The answer to the electoral college problem is the National Popular Vote Interstate Compact
The constitution says that the states get to decide how electors are allocated. The goal of this initiative is to change the rules so that the electors are allocated entirely to the winner of the national popular vote. The beauty of this approach is that it doesn’t require a constitutional amendment. The other smart thing about the compact is that it is worded so that doesn’t take effect until it’s passed by enough states to make the majority of the electors. Already it is been passed by states with 165 electoral votes.

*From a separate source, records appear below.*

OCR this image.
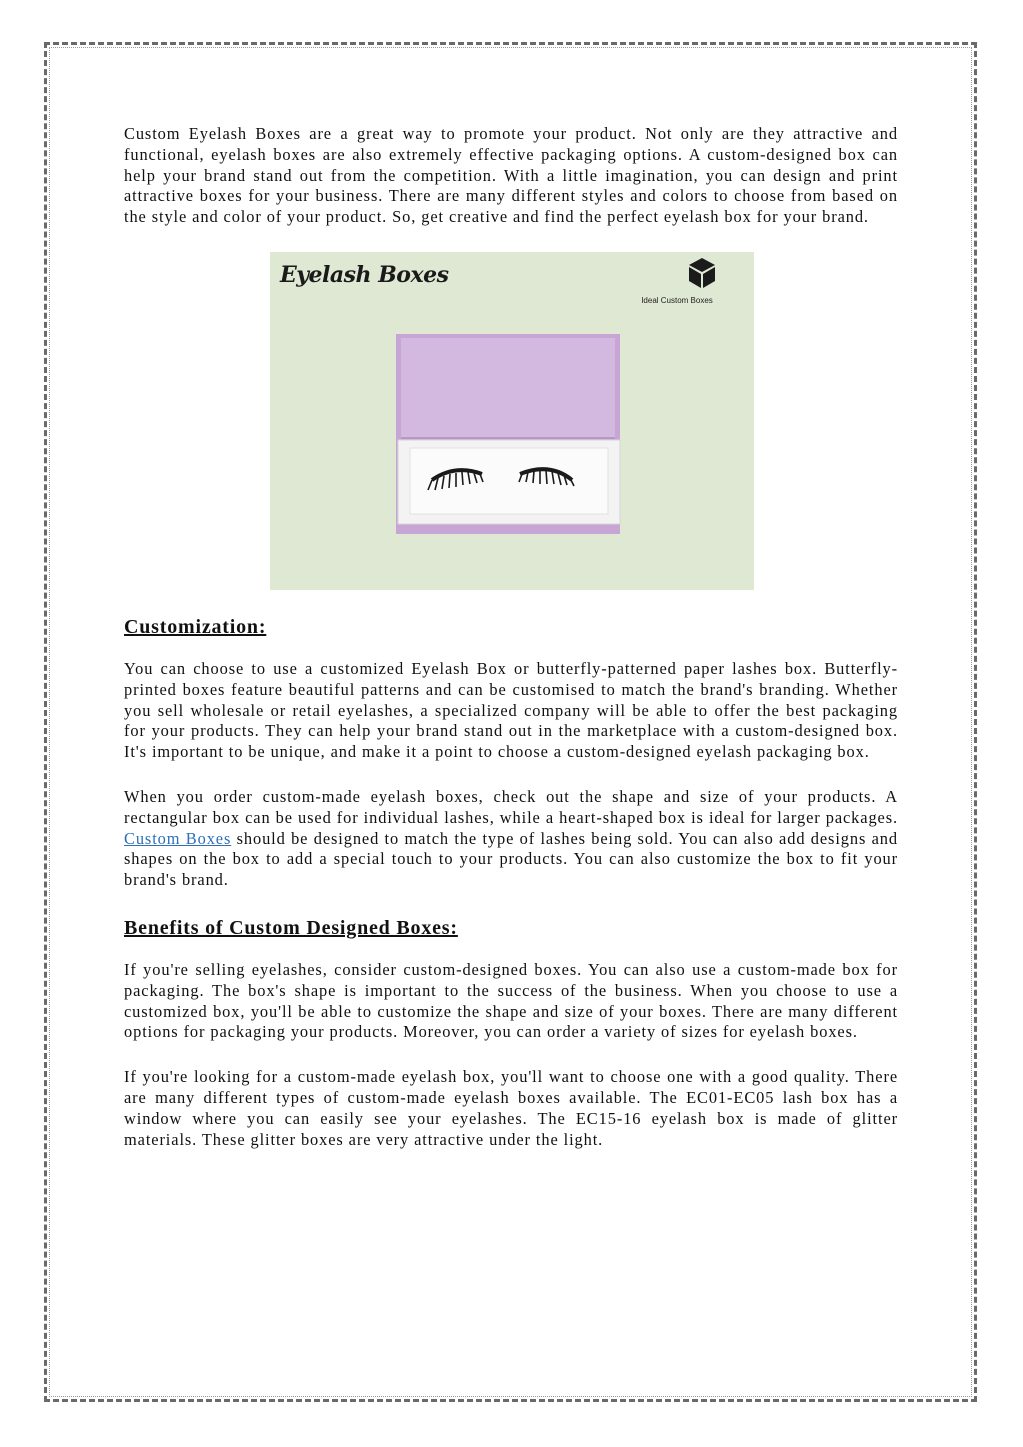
Custom Eyelash Boxes are a great way to promote your product. Not only are they attractive and functional, eyelash boxes are also extremely effective packaging options. A custom-designed box can help your brand stand out from the competition. With a little imagination, you can design and print attractive boxes for your business. There are many different styles and colors to choose from based on the style and color of your product. So, get creative and find the perfect eyelash box for your brand.

Eyelash Boxes
Ideal Custom Boxes
Customization:

You can choose to use a customized Eyelash Box or butterfly-patterned paper lashes box. Butterfly-printed boxes feature beautiful patterns and can be customised to match the brand's branding. Whether you sell wholesale or retail eyelashes, a specialized company will be able to offer the best packaging for your products. They can help your brand stand out in the marketplace with a custom-designed box. It's important to be unique, and make it a point to choose a custom-designed eyelash packaging box.

When you order custom-made eyelash boxes, check out the shape and size of your products. A rectangular box can be used for individual lashes, while a heart-shaped box is ideal for larger packages. Custom Boxes should be designed to match the type of lashes being sold. You can also add designs and shapes on the box to add a special touch to your products. You can also customize the box to fit your brand's brand.

Benefits of Custom Designed Boxes:

If you're selling eyelashes, consider custom-designed boxes. You can also use a custom-made box for packaging. The box's shape is important to the success of the business. When you choose to use a customized box, you'll be able to customize the shape and size of your boxes. There are many different options for packaging your products. Moreover, you can order a variety of sizes for eyelash boxes.

If you're looking for a custom-made eyelash box, you'll want to choose one with a good quality. There are many different types of custom-made eyelash boxes available. The EC01-EC05 lash box has a window where you can easily see your eyelashes. The EC15-16 eyelash box is made of glitter materials. These glitter boxes are very attractive under the light.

Unfortunately, this is a relatively unknown initiative, and because Republicans understand that the archaic electoral college mechanism currently favors them (i.e. small rural states get disproportionate representation), they have been opposed. But this is the kind of common sense electoral reform initiative that would probably garner wide-spread support if Democrats spent a little time trying to sell it. And you would think after an electoral disaster like this year, they would realize that maybe something needs to be done…
Just a moment. How and when were the slates of electors chosen? Is there a single, pre-selected group of ciphers in each state who just automatically vote for the popular vote winner in each state? Or when we vote Clinton or Trump, did we actually vote for slates of electors? If the latter, is there any compelling reason to believe that GOP electors would abandon Trump in favor of Clinton? I think not.
What since 11/8 could possibly persuade any Trump-declared elector to reverse her/himself?
Every horrific thing he’s said/done since was clearly stated/presaged beforehand.
So EC reversal for good of country looks like a pipe dream.